Augen auf beim Hauskauf!

16. Februar 2015 | von

Ein Hauskauf ist eine große Investition, die gut überlegt sein muss. Daher sollten sich potentielle Käufer mit dem Thema ausreichend auseinander setzen, schließlich kauft man nicht alle Tage eine Immobilie!

Daher ist es ratsam, vor dem Kauf einen Fachmann mit einzubeziehen und zu fragen.
Dieser ist dafür zuständig, die potentiellen Hauskäufer vor bösen Überraschungen zu bewahren: Er gibt eine Einschätzung des Bauzustandes, und kalkuliert die Kosten, die für Instandsetzung, Sanierung, Reparatur anfallen könnten.

Wenn größere bauliche Maßnahmen zu erwarten sind, sollte ein fachkundiger Hausinspektor zudem hinzugezogen werden. Das gilt insbesondere dann, wenn sich bei der Besichtigung Anzeichen für beträchtliche Schäden ergeben. Hierzu können vor allem biologischer Befall, Durchfeuchtungen von Wänden aller Art, auffällige Risse in Decken und Wänden, Deformationen von Bauteilen sowie fehlende Holzteile im Dachstuhl oder in der Holzbalkendecke zählen.

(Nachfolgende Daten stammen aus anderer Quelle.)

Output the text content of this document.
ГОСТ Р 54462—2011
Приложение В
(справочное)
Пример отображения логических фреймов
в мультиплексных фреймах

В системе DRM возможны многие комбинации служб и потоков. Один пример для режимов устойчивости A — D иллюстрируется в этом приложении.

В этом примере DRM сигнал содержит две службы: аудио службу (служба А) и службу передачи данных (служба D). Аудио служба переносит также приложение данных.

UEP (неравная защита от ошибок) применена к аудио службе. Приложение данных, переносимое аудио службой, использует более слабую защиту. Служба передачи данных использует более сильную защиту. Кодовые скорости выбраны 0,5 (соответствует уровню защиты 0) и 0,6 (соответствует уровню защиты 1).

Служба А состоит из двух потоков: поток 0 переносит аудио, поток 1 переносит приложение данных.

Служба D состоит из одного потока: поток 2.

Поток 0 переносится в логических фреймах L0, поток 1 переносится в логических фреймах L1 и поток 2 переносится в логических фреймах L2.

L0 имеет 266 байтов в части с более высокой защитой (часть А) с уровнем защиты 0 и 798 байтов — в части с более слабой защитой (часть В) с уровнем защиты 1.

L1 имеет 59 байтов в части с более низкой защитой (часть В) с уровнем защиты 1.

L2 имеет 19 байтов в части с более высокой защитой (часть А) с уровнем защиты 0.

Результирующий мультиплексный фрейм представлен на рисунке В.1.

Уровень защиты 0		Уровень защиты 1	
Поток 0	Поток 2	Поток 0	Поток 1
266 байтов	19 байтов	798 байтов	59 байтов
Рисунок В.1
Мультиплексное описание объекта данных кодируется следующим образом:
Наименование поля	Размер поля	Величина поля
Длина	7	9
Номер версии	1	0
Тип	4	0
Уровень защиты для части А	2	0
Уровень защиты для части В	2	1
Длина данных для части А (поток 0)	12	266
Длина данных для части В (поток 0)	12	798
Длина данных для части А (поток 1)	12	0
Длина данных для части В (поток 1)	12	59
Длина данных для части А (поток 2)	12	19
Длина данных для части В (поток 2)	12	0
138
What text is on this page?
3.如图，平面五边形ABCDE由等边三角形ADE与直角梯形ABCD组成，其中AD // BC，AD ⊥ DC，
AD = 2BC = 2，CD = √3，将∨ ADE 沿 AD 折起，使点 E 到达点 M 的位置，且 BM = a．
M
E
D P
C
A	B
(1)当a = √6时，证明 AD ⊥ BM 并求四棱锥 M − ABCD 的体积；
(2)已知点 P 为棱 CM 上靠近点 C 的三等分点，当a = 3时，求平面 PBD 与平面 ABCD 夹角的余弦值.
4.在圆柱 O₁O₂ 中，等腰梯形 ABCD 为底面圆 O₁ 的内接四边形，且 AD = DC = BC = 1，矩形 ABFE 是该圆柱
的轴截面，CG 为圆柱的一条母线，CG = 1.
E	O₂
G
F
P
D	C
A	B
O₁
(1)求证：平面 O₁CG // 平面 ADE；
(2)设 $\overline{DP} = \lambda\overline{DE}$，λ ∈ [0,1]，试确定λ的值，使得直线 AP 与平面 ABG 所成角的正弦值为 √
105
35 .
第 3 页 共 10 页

Mängelrisiko bei Gebrauchtimmobilie niedriger als bei Neubau

Laut Immobilienexperten hat ein Haus, das bereits 10 Jahre steht und keine Schäden zeigt, ein geringeres Mängelrisiko, als ein eben fertig gestellter Neubau. Denn wenn der Handwerker den fertig gestellten Neubau verlässt, beginnt schon der Verfall der Immobilie! Je nach Material und Konstruktion altert das eine Bauteil schneller, das andere eher langsamer.

Da die meisten Immobilien, die zum Verkauf stehen, über 100 Jahre und älter sind, haben sich auch die Bautechniken, Materialien und Bauweisen in diesem Zeitraum mehr oder weniger verändert. Daher sind, je nach Gebäudealter, bestimmte Schadenscharakteristiken und -risiken immer festzuhalten!

Folgende Faktoren beim Hauskauf wichtig:

Zu den wichtigsten Kriterien zählt wohl die Lage eines Hauses: Je besser der Standort, desto mehr Wert hat auch die Immobilie. Als wertbeständig erweist sich ein Hauskauf, wenn die Immobilie in einem wirtschaftlich starken Gebiet und an touristisch interessanten Städten liegt.

Bei der Lage unterscheidet man zwischen der Mikro- und der Makrolage. Der Preis beim Hauskauf wird vom räumlichen Umfeld im engeren und weiteren Sinn bestimmt. Das bedeutet: Die Makrolage bezieht sich auf die Stadt, den Stadtteil, die Region oder das Land. Hingegen sich die Mikrolage auf die direkte Umgebung bezieht, also die unmittelbare Nachbarschaft, die Straßenlage und die Hauslage.

Zudem sollten die Käufer auf die heutigen Herstellungskosten sowie auf die Wertminderung durch den „Verbrauch” des Objektes achten. Des Weiteren sollte geklärt werden, ob befristete oder unbefristete Nutzungsrechte bestehen. Und es sollten Fragen geklärt werden wie: Bestehen Grunddienstbarkeiten zu Gunsten Dritter? Oder bestehen Baulasten?

Hierfür müssen Immobilienkäufer beim Bauamt nachfragen. Diese können ausführliche Informationen geben.